Après Blier qui ébranla les mâles au cinéma dès les années 70, Tavernier s'y met sans demi mesure. Le vrai Depardieu sûrement pas disponible, et qui avait déjà joué sur le même pitch initial( le retour de Martin Guerre ), son avatar fut chargé d'incarner le Mal mâle.


Se référant à Le Goff, dévoré par son ambition à raconter le Moyen-âge, mieux que Jean-Jacques Annaud, son rival naturel sur le terrain du cinéma d'auteur populaire( rappelons qu'un an auparavant était sorti au nom de la rose film avec lequel il partage de réelles parentés stylitiques), Tavernier ose le film barocco en diable, hommage à Ricardo Freda. Sa mise en scène semble vouloir absolument ( passion quand tu nous tient ) prendre le contre-pied du parti pris hollywoodien tant esthétique, "le film à torche" ( indication du cinéaste lui même en préambule à la projection ), que scénaristique. Les petits détails de la vie quotidienne le travaillèrent( ah l'anecdote du coffre et de l'armoire, il parle de sa décoratrice revenue d'un film tourné en Afghanistan avec Frankenheimer ) tellement que cela produisit un résultat sans équivalent.


Entre giallo archaïque et western mi spaghetti, mi de Toth, Tavernier se distingue en allant encore plus loin. Demander à un compositeur de jazz de lui faire la bande originale( cela ne s'entend pas du tout tant la transmutation en musique "médiévale" est réussie ), et comme le prénom nous l'indique, porter à l'écran la version cinéma à la fois de l'Enfer*( première partie de la Divine Comédie ) et Vita nuova du même Dante , célébrant son amour désespérément platonique pour la "Bice", Béatrice di Folco Portinari.

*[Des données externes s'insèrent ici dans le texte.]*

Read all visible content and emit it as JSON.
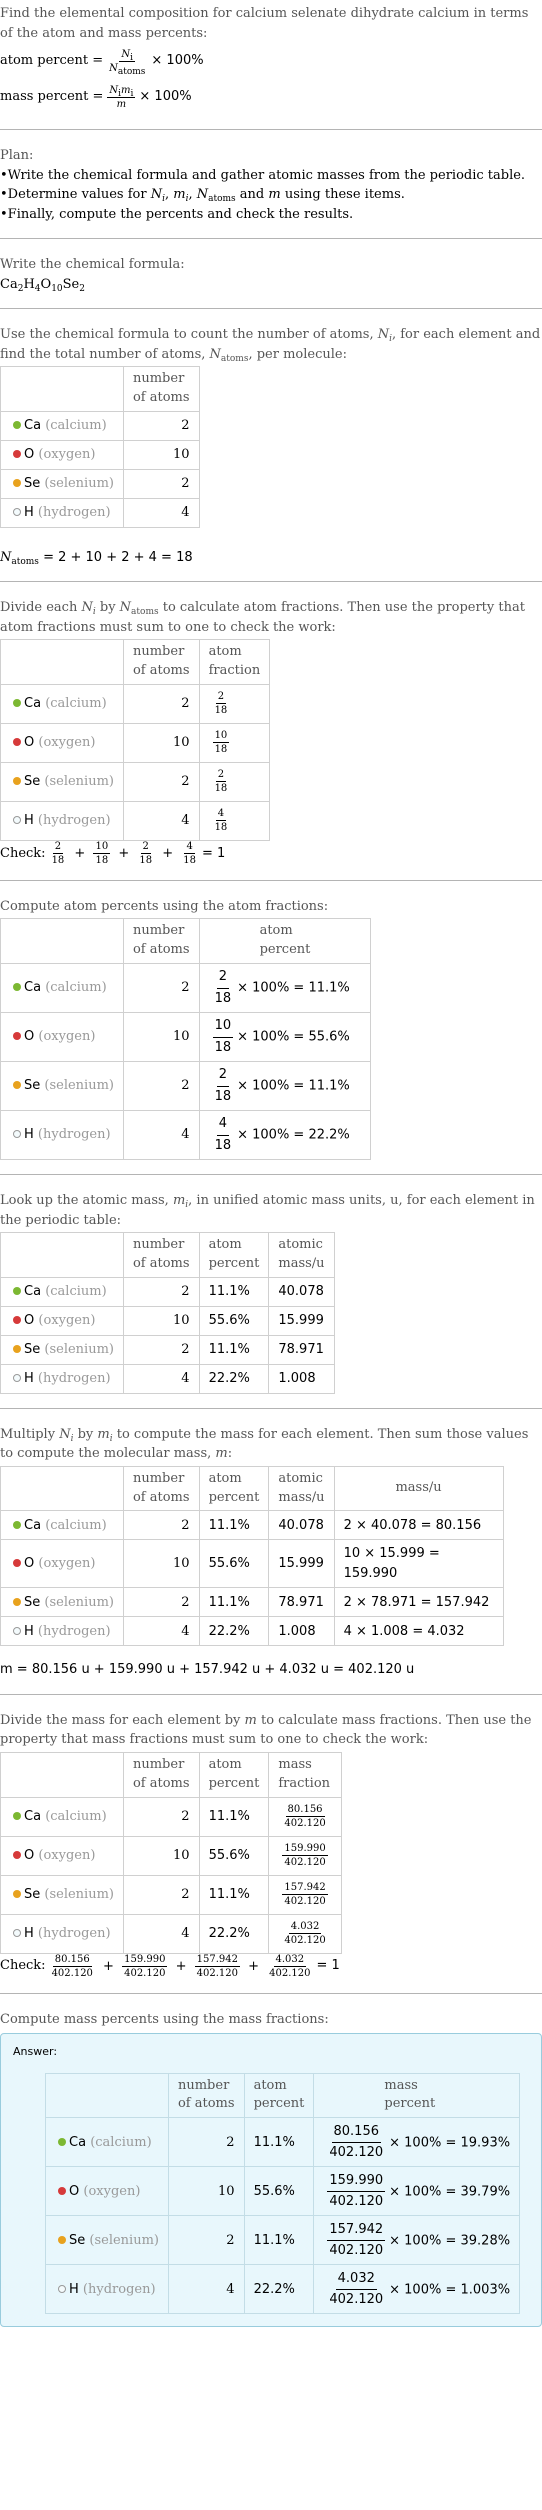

Toute la tension ( ou l'attention ) est focalisée sur la petite mademoiselle de Cortemart dont on suit le calvaire, son amour, et sa haine, ses désirs et dégoûts, rien ne nous est épargné. Et l'on songe que la jeune comédienne de dix-sept ans(!) fut bien courageuse pour porter cela sur ses frêles épaules.
L'atmosphère est mortifère en un expressionnisme de couleurs, les paysages rocailleux et tortueux de l' Aude (? ) secs et rudes comme des pieds de vigne, la qualité de copie dégueulasse s’alliant avec la fange, la boue, la suie et le sang qui gorgent le film de sucs( L historien Alain Corbin a dû adorer ), on navigue entre chasse de Monsieur de Cortemart( à la place de Zaroff déjà pris ) Isabelle Nanty en Brigitte Fossey des valseuses métamorphosée en rustre paysanne médievale, on songe aussi au terrible Othello de Wells, Donnadieu gueule noire de monstre, noircissant le visage de la statue Béa ( y aurait pas aussi du Jacques Tourneur ou de la Vénus de Milo dans tout ça ? ) bref on ne sait où donner des yeux, fasciné par les trognes, halluciné devant le personnage et la performance de Robert Dhéry. Le film le plus cinéphile de B Tavernier?


Autour de la figure féminine centrale de la jeune fille outragée, sacrifiée, gravite la grand-mère, la sorcière, la recluse, cette multiplication nous perd, comme cette foule de second rôles, manants en tout genre et à tout usage.
Il est trop long , comme cette intarissable critique, le flux de sève ou de sang, comme un coup de poignard qui une fois brandi ne peut être arrêté...Fatalité.
Et parfois Bertrand ose des envolées , un travelling latéral de folie sur son fils éperdu , il ose les cavalcades furieuses, filme avec amour un arbre mort tordu si romantique ( arbre à corbeaux, ici choucas? de Caspar Friedrich )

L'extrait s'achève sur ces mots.